仕事場には僕が好きな絵本を置いているのですが、子どもたちもそれを好きに読んでいますね。今は長男が恐竜や乗り物の図鑑を眺めては模写するのに夢中で、次男はディック・ブルーナの幼児向け絵本をわいわい言いながら見ています。
長女は1、2歳から読み聞かせをしていたせいか大の読書好き。近頃は「赤毛のアン」などの読み物を読んでいますね。
その長女がある日の夕食の後、“おなかいっぱい”を“いなかおっぱい”と言ったんです。
「ムーミン」が好きで、トフスランとビフスランという言葉を入れかえてしゃべるキャラクターを真似していたのですが、“いなかおっぱい”は響きもおかしいし、なんだか意味も通じるし、おもしろい! と。
そこから絵本『ぼくとばく』は生まれました。
■言葉遊びを楽しんでもらうためのこだわり
頭の文字をとりかえても意味が通じるような言葉は他にもたくさんあるにちがいないと思っていたんです。ところがこれが意外と難しく、毎晩、お風呂に入りながら考えて…。
この絵本、ネタを出すまでにはかなり時間がかかりました。想像以上に頭の筋肉を使うので、この絵本をきっかけに、親子でぜひチャレンジしてみてください。
動物を“ばく”にしたのは、描いてみたらおもしろかったからです。
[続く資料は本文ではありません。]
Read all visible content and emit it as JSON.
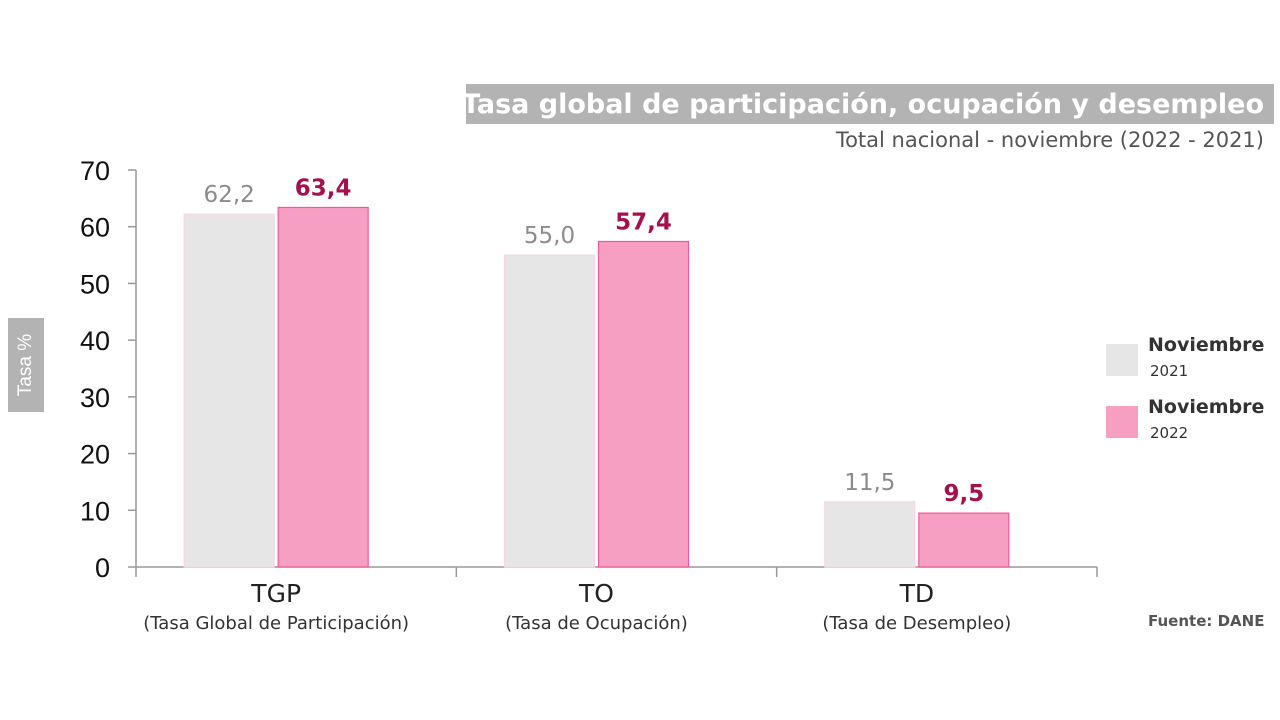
{
  "chart_data": {
    "type": "bar",
    "title": "Tasa global de participación, ocupación y desempleo",
    "subtitle": "Total nacional - noviembre (2022 - 2021)",
    "ylabel": "Tasa %",
    "xlabel": "",
    "ylim": [
      0,
      70
    ],
    "yticks": [
      "0",
      "10",
      "20",
      "30",
      "40",
      "50",
      "60",
      "70"
    ],
    "categories": [
      "TGP",
      "TO",
      "TD"
    ],
    "category_descriptions": [
      "(Tasa Global de Participación)",
      "(Tasa de Ocupación)",
      "(Tasa de Desempleo)"
    ],
    "series": [
      {
        "name": "Noviembre 2021",
        "legend_line1": "Noviembre",
        "legend_line2": "2021",
        "color": "#e6e6e6",
        "label_color": "#8c8c8c",
        "values": [
          62.2,
          55.0,
          11.5
        ],
        "labels": [
          "62,2",
          "55,0",
          "11,5"
        ]
      },
      {
        "name": "Noviembre 2022",
        "legend_line1": "Noviembre",
        "legend_line2": "2022",
        "color": "#f79fc3",
        "label_color": "#a6104f",
        "values": [
          63.4,
          57.4,
          9.5
        ],
        "labels": [
          "63,4",
          "57,4",
          "9,5"
        ]
      }
    ],
    "grid": false,
    "legend_position": "right",
    "source": "Fuente: DANE"
  }
}
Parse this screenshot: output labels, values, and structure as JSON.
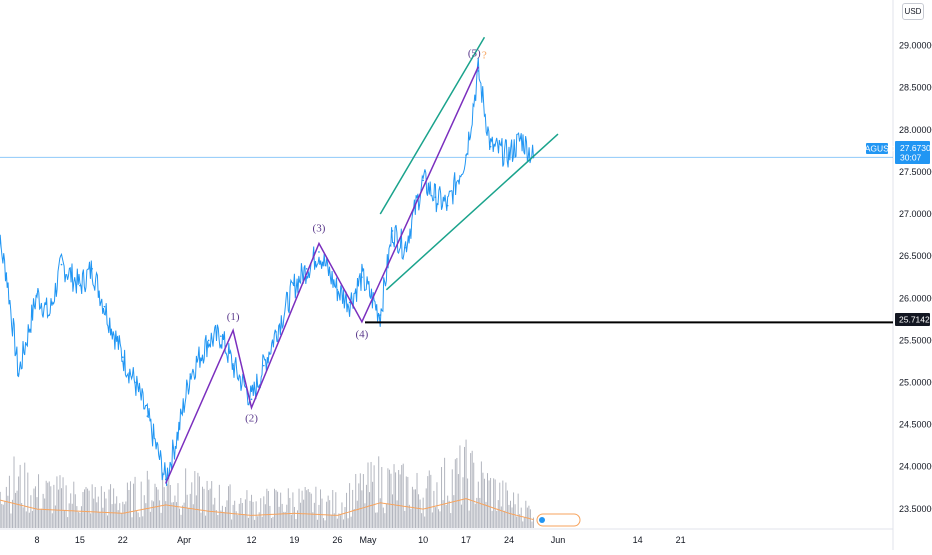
{
  "header": {
    "currency": "USD"
  },
  "symbol": {
    "name": "XAGUSD",
    "last_price": "27.67300",
    "countdown": "30:07",
    "color": "#2196f3"
  },
  "support_line": {
    "price_label": "25.71424",
    "value": 25.71424,
    "color": "#000000"
  },
  "colors": {
    "price_line": "#2196f3",
    "volume": "#b2b5be",
    "volume_ma": "#f7a35c",
    "wave": "#7b2fbe",
    "channel": "#1aa38c"
  },
  "chart_data": {
    "type": "line",
    "x_ticks": [
      "8",
      "15",
      "22",
      "Apr",
      "12",
      "19",
      "26",
      "May",
      "10",
      "17",
      "24",
      "Jun",
      "14",
      "21"
    ],
    "y_ticks": [
      "29.00000",
      "28.50000",
      "28.00000",
      "27.50000",
      "27.00000",
      "26.50000",
      "26.00000",
      "25.50000",
      "25.00000",
      "24.50000",
      "24.00000",
      "23.50000"
    ],
    "ylim": [
      23.45,
      29.15
    ],
    "grid": false,
    "series": [
      {
        "type": "line",
        "x": [
          "Mar 1",
          "Mar 3",
          "Mar 5",
          "Mar 8",
          "Mar 10",
          "Mar 12",
          "Mar 15",
          "Mar 17",
          "Mar 19",
          "Mar 22",
          "Mar 24",
          "Mar 26",
          "Mar 29",
          "Mar 31",
          "Apr 2",
          "Apr 5",
          "Apr 7",
          "Apr 9",
          "Apr 12",
          "Apr 14",
          "Apr 16",
          "Apr 19",
          "Apr 21",
          "Apr 23",
          "Apr 26",
          "Apr 28",
          "Apr 30",
          "May 3",
          "May 5",
          "May 7",
          "May 10",
          "May 12",
          "May 14",
          "May 17",
          "May 19",
          "May 21",
          "May 24",
          "May 26",
          "May 28"
        ],
        "y": [
          26.95,
          26.3,
          25.1,
          26.05,
          25.8,
          26.4,
          26.15,
          26.35,
          25.9,
          25.3,
          25.0,
          24.6,
          23.85,
          24.4,
          25.1,
          25.5,
          25.55,
          25.2,
          24.8,
          25.2,
          25.6,
          26.15,
          26.35,
          26.55,
          26.1,
          25.95,
          26.25,
          25.8,
          26.8,
          26.6,
          27.4,
          27.2,
          27.1,
          27.7,
          28.7,
          27.8,
          27.7,
          27.9,
          27.67
        ]
      },
      {
        "type": "bar",
        "name": "volume",
        "x": [
          "Mar 1",
          "Mar 8",
          "Mar 15",
          "Mar 22",
          "Mar 29",
          "Apr 5",
          "Apr 12",
          "Apr 19",
          "Apr 26",
          "May 3",
          "May 10",
          "May 17",
          "May 24",
          "May 28"
        ],
        "values": [
          70,
          45,
          40,
          35,
          55,
          40,
          30,
          35,
          30,
          60,
          45,
          70,
          35,
          20
        ]
      }
    ],
    "annotations": [
      {
        "text": "(1)",
        "x": "Apr 9",
        "y": 25.6
      },
      {
        "text": "(2)",
        "x": "Apr 12",
        "y": 24.75
      },
      {
        "text": "(3)",
        "x": "Apr 23",
        "y": 26.65
      },
      {
        "text": "(4)",
        "x": "Apr 30",
        "y": 25.75
      },
      {
        "text": "(5)",
        "x": "May 19",
        "y": 28.75
      },
      {
        "text": "?",
        "x": "May 19",
        "y": 28.75
      }
    ],
    "wave_line": [
      [
        "Mar 29",
        23.8
      ],
      [
        "Apr 9",
        25.62
      ],
      [
        "Apr 12",
        24.7
      ],
      [
        "Apr 23",
        26.65
      ],
      [
        "Apr 30",
        25.72
      ],
      [
        "May 19",
        28.75
      ]
    ],
    "channel_lines": [
      {
        "from": [
          "May 3",
          27.0
        ],
        "to": [
          "May 20",
          29.1
        ]
      },
      {
        "from": [
          "May 4",
          26.1
        ],
        "to": [
          "Jun 1",
          27.95
        ]
      }
    ]
  }
}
ばくの体色が白黒ですし、言葉遊びにフォーカスしてもらうためにも、モノクロで描くことにしました。
■ぱっと絵を見ただけでわかった気になれるのがいい
絵本を作るときは、全体を一つのデザインとして見ることが大事ですね。ストーリーがよくてもデザインによって読みにくくなったりするので。逆に何気ない話でも、見せ方の工夫でぐんとおもしろくなることもある。
僕はグラフィックデザインの仕事を8年間していたので、クライアントを説得できるデザインを追求する中で、そういう思考訓練ができたのかなと思います。
絵本の魅力はやはり“絵でわかる”ところだと思います。絵って直感的にコミュニケーションがとれる、非常に便利で楽しいツールです。細かく説明しなくても、絵を見ただけでわかった気になれる。その快感をもっと突き詰めていきたいですね。
『ぼくとばく』を作ってみて感じるのは、日常の中に落ちている小さなものが、頭の使いようで遊び道具になるということ。まずはこの絵本で遊んでもらえたらいいなと思っています。